Navrathan Korma

January 25, 2019






Ingredients:


  • Carrot                                : 1
  • Beans                                : 10 nos
  • Peas                                  : 10 nos
  •  Potato                              : 1
  • Apple                               : 1/2
  • Pine apple                        : a small piece
  • Onion                               : 1 big
  • Green chillies                  : 2 nos
  • Ginger garlic paste          : 2 tsp
  • Yoghurt                           : 1/2 cup
  • Turmeric pdr                   : 1/4 tsp
  • Red chilli pdr                  : 1 tsp
  • Ghee                               : 1 tbsp
  • Cloves                             : 3 nos
  • Cinnamon                       : 1/2" pc
  •  Cashews                         : 5 nos
  •  Raisins                           : 8 nos
  • Almonds                         : 4 nos
 
  For the paste

  • Almonds                         : 5 nos 
  • Poppy seeds                    : 1 tsp 
  • Cashews                          : 8 nos
  • Melon seeds                    : 1 tsp

Method:

  •  Chop the vegetables and keep aside.  
  • Soak all the ingredients under "for the paste". Peel the almonds. Grind all the ingredients together to make a paste and keep aside.
  • Heat ghee and fry the cinnamon and cloves.
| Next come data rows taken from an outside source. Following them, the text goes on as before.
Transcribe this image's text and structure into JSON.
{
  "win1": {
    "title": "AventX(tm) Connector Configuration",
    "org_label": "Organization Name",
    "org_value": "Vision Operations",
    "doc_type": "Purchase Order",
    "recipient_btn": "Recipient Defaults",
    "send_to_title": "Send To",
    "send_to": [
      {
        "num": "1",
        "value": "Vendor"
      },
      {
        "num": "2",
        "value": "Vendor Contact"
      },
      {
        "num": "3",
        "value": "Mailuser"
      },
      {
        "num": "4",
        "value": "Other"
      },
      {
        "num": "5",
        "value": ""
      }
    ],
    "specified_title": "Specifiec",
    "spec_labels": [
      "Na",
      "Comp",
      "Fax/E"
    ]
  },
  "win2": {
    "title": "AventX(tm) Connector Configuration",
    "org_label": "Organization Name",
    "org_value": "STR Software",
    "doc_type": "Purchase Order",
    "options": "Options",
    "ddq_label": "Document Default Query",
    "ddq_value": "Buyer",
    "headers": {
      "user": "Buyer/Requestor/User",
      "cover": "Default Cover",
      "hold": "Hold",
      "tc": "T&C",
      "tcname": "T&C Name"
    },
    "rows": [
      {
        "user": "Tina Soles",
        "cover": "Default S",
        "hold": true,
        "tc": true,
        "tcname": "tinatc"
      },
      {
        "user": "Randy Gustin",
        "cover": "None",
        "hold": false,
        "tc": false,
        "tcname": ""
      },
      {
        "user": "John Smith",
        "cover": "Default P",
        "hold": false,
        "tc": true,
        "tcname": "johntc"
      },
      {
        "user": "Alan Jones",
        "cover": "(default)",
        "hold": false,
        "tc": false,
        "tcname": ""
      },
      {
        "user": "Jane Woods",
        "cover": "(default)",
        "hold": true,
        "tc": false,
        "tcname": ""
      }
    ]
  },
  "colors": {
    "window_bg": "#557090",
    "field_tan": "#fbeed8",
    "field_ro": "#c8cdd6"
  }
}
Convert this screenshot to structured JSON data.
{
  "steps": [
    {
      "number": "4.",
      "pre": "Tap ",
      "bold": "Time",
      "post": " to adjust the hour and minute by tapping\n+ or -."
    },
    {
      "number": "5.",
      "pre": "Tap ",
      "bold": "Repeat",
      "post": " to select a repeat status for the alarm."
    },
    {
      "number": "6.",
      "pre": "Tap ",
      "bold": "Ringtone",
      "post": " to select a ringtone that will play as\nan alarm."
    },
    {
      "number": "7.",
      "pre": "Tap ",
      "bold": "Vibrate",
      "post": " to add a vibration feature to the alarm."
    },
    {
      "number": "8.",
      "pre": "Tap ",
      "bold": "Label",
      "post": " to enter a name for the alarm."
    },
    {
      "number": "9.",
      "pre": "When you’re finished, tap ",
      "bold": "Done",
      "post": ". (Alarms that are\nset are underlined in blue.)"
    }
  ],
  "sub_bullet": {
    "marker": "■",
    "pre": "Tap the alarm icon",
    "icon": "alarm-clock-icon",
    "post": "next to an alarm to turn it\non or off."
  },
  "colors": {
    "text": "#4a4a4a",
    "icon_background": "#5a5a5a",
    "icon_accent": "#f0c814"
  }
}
Then add the chopped onion amd saute it well.  Add the ginger garlic paste and saute it till the raw smell goes.  Add the sliced green chilli, chilli pdr and turmeric pdr, mix well.  Now add the yoghurt and mix it well.  Now add the paste to this, saute it for a few minutes and add the veggies & salt to this and add one cup of water.  Simmer it and cook till the veggies are cooked. Then add the apple & pine apple pieces and remove from fire.
  • Heat ghee in a small kadai, fry cashews and raisins. Finally slice almonds and fry this also. Add this to the curry. Serve it hot with roti, paratha or rice.